Note that it will be very difficult to obtain religious freedom because all federal judges are officially paid in money that includes the officially established written religious oath of office In God We Trust. The officially established religious oath of office specifically requires trust and belief in God (a religious being that exists only in Abrahamic religions) and specifically forbids worship of Goddess. There are zero federal judges who are members of Islam (second largest religion in the U.S.), Witchcraft (fourth largest religion in the U.S.), Hinduism (fifth largest religion in the U.S.), or Buddhism (sixth largest religion in the U.S.). Only Christians and Jews are allowed to be federal judges.
Federal judges, as members of the U.S. governments officially established religion, are extremely frightened of the current fast growth of Am Khent Kemeticism and other Witchcraft religions. In just a few decades Witchcraft has gone from an obscure religion to the fourth largest religion in the U.S. and is continueing to grow at a pace that will result in it being the second most common religion in just a few more years.

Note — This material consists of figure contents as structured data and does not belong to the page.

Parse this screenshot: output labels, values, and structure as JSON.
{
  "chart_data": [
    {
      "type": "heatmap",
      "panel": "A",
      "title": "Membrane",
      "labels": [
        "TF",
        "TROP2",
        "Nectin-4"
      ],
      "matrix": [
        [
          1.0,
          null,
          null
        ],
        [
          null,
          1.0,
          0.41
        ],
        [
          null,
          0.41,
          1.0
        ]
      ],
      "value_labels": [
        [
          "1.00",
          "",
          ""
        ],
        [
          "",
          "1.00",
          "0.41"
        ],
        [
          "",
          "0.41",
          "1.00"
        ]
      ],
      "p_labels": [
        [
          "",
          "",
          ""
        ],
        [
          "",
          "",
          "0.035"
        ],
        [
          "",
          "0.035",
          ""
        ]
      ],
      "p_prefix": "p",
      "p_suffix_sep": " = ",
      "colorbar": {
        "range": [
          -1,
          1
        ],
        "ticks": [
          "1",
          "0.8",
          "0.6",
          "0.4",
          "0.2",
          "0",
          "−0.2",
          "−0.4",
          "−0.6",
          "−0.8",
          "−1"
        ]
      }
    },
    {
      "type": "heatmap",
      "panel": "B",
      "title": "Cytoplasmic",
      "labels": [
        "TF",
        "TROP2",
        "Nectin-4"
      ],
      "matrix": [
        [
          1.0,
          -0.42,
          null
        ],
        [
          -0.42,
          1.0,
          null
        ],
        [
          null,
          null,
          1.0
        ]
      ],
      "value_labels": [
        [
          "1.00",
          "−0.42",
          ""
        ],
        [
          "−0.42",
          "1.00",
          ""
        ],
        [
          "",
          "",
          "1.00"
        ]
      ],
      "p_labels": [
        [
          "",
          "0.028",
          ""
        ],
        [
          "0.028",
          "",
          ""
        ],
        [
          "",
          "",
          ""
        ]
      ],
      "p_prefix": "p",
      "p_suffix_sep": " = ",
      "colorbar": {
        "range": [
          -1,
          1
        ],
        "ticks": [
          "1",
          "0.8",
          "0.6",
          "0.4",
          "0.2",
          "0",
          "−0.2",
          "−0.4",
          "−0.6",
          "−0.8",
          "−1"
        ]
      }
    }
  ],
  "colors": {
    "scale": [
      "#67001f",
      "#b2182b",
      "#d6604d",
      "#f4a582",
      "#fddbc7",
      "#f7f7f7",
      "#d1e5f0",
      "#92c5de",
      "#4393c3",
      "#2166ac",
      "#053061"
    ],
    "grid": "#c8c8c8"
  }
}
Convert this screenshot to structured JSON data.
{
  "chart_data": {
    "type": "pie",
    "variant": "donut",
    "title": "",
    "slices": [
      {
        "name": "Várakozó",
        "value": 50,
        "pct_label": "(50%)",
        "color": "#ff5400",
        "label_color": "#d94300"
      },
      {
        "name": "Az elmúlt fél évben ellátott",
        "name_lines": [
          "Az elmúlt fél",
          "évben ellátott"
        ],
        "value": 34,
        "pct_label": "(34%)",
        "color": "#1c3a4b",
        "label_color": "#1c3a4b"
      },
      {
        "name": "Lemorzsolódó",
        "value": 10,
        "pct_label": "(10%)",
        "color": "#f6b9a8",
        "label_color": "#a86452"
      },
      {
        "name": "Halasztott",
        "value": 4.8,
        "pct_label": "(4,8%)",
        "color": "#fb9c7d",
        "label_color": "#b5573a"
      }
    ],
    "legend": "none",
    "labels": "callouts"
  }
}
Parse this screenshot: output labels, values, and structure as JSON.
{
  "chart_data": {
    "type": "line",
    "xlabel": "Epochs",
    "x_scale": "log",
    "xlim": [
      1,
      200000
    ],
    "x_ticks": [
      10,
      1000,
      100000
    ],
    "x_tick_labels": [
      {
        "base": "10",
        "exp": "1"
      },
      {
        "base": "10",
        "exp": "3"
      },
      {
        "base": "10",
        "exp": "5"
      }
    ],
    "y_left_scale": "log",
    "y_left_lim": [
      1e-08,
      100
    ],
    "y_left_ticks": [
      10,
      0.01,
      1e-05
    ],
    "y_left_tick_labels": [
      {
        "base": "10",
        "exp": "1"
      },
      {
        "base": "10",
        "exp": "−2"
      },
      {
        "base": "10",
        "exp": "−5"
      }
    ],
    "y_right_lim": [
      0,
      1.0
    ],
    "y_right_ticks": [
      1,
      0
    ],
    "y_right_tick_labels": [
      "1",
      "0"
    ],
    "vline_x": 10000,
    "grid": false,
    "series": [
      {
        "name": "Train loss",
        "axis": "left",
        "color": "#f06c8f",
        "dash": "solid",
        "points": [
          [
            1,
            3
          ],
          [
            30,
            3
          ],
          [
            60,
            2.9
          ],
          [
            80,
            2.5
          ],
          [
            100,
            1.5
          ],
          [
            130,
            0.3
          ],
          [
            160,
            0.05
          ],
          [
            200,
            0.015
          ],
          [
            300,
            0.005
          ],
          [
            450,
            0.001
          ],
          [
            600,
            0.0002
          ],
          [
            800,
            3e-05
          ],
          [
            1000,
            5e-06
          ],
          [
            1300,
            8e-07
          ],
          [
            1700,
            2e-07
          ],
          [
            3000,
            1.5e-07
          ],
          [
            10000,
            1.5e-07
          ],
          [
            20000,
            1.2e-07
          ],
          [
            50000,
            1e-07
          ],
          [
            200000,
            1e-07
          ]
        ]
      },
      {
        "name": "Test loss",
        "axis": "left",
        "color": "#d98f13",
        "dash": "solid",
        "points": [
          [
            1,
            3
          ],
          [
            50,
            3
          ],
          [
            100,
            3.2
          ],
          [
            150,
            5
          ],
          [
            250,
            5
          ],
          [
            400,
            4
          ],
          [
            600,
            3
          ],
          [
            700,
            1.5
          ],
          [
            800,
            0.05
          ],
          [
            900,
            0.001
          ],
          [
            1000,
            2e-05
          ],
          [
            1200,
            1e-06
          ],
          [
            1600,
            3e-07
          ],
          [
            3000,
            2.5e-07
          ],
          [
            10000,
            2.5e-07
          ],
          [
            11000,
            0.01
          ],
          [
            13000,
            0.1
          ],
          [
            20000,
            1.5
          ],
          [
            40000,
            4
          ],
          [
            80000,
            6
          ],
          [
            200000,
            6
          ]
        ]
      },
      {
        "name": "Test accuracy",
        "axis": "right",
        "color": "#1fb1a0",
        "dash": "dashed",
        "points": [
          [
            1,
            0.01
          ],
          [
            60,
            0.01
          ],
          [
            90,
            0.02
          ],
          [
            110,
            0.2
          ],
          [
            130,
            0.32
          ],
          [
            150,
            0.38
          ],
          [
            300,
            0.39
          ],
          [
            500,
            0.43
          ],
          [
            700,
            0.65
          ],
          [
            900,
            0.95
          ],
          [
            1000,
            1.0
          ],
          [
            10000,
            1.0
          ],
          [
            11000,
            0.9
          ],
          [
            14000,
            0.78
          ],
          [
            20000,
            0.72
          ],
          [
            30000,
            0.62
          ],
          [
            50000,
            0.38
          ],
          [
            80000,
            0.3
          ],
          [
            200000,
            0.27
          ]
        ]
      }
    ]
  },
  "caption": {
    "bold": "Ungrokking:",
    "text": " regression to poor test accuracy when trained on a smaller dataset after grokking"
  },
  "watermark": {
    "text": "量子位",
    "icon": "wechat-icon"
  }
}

The officially established U.S. religion specifically teaches that it is the only true religion and that believers of all other religions are condemned to eternal punishment.
It makes members of one true way religions extremely insecure to see anyone reject that one way. Judges have a legal duty and responsibility, as encompassed in their religious oath of office, to impose thier own religion to exclusion of all other religions.
You will find it exceedingly difficult to meet the continual imaginary barriers to free exercise of religion imposed by federal judges.